From the article, it's a packaging bug, not a change in direction.

Update: Bitwarden posted to X this evening to reaffirm that it's a "packaging bug" and that "Bitwarden remains committed to the open source licensing model."

[–] coolmojo@lemmy.world 3 points 1 month ago (1 children)

I was referring to this which started it all.

Here is the code in question. Basically, it's a source-available, but not FOSS internal SDK, with the following language:

The password manager SDK is not intended for public use and is not supported by Bitwarden at this stage. It is solely intended to centralize the business logic and to provide a single source of truth for the internal applications. As the SDK evolves into a more stable and feature complete state we will re-evaluate the possibility of publishing stable bindings for the public.

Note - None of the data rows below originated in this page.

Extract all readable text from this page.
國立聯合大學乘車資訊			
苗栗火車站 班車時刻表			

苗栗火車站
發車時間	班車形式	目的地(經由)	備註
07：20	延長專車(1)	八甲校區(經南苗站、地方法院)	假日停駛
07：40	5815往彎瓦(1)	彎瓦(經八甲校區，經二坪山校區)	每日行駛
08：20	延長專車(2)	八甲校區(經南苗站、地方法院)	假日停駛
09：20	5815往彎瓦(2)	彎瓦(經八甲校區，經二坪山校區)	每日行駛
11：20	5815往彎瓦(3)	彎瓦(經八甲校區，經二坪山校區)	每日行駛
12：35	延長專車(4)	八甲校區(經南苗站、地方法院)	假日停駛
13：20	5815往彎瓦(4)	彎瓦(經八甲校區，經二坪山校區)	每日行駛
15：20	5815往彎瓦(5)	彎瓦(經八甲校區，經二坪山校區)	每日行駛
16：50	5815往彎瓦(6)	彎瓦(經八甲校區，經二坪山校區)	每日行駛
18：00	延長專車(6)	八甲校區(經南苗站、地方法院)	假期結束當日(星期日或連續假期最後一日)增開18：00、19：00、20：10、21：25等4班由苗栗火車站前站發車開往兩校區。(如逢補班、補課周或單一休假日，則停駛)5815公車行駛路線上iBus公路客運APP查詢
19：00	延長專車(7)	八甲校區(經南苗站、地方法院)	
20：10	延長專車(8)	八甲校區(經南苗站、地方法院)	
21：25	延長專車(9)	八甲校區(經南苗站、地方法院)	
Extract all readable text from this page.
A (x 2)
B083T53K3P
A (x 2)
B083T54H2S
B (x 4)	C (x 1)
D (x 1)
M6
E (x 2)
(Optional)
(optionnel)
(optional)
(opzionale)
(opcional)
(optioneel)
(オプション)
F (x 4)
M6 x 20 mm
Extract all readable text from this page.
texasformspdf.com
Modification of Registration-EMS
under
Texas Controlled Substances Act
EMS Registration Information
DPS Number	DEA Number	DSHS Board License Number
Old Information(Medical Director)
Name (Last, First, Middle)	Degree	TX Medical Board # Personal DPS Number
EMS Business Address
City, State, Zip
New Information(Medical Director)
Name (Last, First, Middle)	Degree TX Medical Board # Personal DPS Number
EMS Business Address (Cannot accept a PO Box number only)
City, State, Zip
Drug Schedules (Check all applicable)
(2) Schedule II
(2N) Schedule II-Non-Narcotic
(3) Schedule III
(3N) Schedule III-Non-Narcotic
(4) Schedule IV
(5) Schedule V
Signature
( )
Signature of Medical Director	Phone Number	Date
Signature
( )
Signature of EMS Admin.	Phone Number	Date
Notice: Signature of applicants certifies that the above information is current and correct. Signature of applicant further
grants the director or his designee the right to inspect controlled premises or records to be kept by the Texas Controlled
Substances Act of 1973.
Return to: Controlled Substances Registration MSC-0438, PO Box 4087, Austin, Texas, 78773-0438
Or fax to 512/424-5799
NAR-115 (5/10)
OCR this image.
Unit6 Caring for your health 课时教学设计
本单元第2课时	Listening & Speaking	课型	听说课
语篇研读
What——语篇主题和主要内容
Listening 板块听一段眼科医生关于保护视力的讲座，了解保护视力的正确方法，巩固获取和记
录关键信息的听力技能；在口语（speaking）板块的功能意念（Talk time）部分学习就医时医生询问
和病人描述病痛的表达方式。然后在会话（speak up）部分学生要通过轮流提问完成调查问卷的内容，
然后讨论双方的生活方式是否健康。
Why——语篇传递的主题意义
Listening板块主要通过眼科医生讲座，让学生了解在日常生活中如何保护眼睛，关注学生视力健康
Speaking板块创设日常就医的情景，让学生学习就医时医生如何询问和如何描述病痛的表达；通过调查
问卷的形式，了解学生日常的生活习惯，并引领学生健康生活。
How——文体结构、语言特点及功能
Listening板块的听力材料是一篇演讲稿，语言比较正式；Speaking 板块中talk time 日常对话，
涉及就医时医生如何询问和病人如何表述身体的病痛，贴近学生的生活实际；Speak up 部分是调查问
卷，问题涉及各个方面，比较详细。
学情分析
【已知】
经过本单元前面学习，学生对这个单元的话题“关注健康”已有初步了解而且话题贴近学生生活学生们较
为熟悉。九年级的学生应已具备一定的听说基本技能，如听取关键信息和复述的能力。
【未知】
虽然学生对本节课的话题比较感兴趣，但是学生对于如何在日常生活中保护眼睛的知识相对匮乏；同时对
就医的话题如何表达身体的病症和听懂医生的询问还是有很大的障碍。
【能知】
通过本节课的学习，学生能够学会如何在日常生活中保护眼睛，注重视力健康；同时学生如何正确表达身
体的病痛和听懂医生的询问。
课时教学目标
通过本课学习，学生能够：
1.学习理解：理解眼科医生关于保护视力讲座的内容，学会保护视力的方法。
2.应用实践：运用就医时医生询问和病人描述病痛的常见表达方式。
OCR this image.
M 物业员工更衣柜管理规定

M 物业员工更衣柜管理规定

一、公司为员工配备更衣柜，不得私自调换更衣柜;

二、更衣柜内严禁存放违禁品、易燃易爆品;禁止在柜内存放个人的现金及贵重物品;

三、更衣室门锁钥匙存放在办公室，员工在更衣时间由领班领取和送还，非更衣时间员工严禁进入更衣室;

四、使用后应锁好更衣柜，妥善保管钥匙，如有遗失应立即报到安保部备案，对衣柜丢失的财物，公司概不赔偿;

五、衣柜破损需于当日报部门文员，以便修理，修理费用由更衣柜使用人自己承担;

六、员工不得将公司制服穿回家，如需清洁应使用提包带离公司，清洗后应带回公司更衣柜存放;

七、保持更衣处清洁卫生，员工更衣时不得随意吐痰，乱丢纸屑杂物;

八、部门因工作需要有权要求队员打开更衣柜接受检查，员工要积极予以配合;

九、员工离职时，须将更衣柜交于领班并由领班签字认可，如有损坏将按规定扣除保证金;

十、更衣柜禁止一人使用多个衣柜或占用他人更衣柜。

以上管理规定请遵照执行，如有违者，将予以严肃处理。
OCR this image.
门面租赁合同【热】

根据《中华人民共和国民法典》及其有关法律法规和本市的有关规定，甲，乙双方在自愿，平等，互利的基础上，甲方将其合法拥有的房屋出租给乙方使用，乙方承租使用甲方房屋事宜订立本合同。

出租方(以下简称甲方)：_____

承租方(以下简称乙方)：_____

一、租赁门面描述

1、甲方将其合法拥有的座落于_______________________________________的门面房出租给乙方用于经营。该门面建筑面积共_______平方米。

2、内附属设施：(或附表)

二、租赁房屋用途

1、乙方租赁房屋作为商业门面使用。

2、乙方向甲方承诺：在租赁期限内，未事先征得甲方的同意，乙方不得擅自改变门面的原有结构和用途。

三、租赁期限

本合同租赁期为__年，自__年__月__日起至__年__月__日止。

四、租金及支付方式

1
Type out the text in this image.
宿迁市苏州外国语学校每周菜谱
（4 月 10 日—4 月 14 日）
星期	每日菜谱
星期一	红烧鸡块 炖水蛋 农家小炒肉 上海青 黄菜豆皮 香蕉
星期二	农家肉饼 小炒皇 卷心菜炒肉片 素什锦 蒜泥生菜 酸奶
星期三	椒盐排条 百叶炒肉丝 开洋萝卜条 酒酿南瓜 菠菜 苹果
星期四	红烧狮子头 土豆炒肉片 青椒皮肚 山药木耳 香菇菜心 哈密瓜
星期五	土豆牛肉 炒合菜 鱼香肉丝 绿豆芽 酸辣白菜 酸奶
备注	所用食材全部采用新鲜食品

The password manager interface is unstable and will change without warning.

So I think the "bug" here is in not linking the original repo in the NPM package, and there's a decent chance that this internal SDK will become FOSS in the future once it stabilizes. That said, it's currently not FOSS, but it's too early IMO to determine whether Bitwarden is moving in a non-FOSS direction, or if they're just trying to keep things simple while they do some heavy refactoring to remove redundancy across apps.

Given their past, I'm willing to give them the benefit of the doubt, but I'll be making sure I have regular backups in case things change.